There was a moment of hesitation, then Raby-Labassat gestured at the door. ‘This way.’

He showed them into a small room across the huge hall. It was furnished as a kitchen – a modern kitchen with a dishwasher, a washing machine, a stainless steel sink and an electric cooker.

‘This is the kitchen she used,’ he said. ‘She used the old kitchen you saw as a living-room.’ He opened a door and beyond they saw another small room containing a bed and a few toilet accessories.

‘Is this your stepmother’s room?’

Raby-Labassat flushed. ‘It used to be the maid’s. But we don’t have a maid now. My parents used it. It’s warm in winter.’

Pel’s guess about the family had been a good one.

‘Did she sleep here just in winter?’

‘At first. She found the house cold. It can be very chilly in bad weather. It’s so big and there’s no central heating, of course.
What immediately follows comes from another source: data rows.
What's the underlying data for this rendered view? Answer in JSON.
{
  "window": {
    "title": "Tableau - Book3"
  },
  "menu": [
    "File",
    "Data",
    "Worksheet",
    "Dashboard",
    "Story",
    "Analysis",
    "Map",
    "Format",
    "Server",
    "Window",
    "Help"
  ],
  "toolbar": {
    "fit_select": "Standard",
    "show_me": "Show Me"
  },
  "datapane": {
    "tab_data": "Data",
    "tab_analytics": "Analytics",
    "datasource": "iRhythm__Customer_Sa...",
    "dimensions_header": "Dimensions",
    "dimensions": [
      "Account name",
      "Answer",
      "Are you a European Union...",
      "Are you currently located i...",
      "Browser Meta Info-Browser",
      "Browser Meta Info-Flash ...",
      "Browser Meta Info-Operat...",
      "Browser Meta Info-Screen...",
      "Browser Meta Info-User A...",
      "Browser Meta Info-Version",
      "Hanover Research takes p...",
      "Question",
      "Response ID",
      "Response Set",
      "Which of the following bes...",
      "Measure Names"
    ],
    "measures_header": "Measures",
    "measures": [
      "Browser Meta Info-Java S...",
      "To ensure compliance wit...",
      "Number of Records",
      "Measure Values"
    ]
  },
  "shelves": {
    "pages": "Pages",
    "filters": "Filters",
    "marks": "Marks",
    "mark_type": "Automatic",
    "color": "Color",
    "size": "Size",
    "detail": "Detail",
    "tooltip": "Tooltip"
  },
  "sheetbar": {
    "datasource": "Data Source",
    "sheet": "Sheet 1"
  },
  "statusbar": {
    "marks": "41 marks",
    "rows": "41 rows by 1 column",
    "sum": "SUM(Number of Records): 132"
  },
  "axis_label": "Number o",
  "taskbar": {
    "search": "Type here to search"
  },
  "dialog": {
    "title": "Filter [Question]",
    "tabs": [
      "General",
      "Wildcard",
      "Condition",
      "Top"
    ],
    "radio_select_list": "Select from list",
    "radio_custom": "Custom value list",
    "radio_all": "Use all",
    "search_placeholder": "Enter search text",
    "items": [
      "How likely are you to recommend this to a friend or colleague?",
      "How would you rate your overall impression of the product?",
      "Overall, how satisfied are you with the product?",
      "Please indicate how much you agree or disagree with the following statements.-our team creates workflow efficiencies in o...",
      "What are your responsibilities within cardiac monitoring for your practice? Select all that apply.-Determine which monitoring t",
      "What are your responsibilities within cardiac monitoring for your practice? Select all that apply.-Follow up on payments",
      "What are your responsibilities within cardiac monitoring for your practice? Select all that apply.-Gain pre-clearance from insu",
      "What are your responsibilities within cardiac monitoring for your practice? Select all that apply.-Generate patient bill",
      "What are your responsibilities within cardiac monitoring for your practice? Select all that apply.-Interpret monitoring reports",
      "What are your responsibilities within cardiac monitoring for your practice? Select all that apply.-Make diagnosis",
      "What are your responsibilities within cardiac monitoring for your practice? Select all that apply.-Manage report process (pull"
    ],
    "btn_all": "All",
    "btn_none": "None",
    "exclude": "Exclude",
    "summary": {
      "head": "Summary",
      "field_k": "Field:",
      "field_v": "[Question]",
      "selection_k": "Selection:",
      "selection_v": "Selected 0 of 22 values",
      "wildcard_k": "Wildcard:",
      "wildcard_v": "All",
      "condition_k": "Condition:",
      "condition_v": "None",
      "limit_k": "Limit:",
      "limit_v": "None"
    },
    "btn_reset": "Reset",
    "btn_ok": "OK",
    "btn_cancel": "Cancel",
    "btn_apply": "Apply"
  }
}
It would cost a fortune to install. So, soon after she married my father, she moved down here.’

There was no sign of anything male in the room. ‘And your father?’

‘He doesn’t sleep here.’ Raby-Labassat hesitated. ‘They didn’t agree and he had a room elsewhere.’

‘I see.’

‘My stepmother,’ Raby-Labassat said in a stiff, disapproving way, ‘ran things. My father wasn’t interested. He preferred his carpentry. He was always buying bits of wood to repair doors and windows. He left things to Bronwen. And as she’d never previously run anything bigger than a rabbit hutch, she had no idea how to do it. She wasted money and damaged things. And it’s my land.’ He sounded bitter. ‘My father said it was to be mine. He promised it. It wasn’t hers to waste. She was always anxious to sell off a bit here or a bit there. To raise money.’

Raby-Labassat stopped dead as if he felt he’d said too much. ‘Would you like to see upstairs?’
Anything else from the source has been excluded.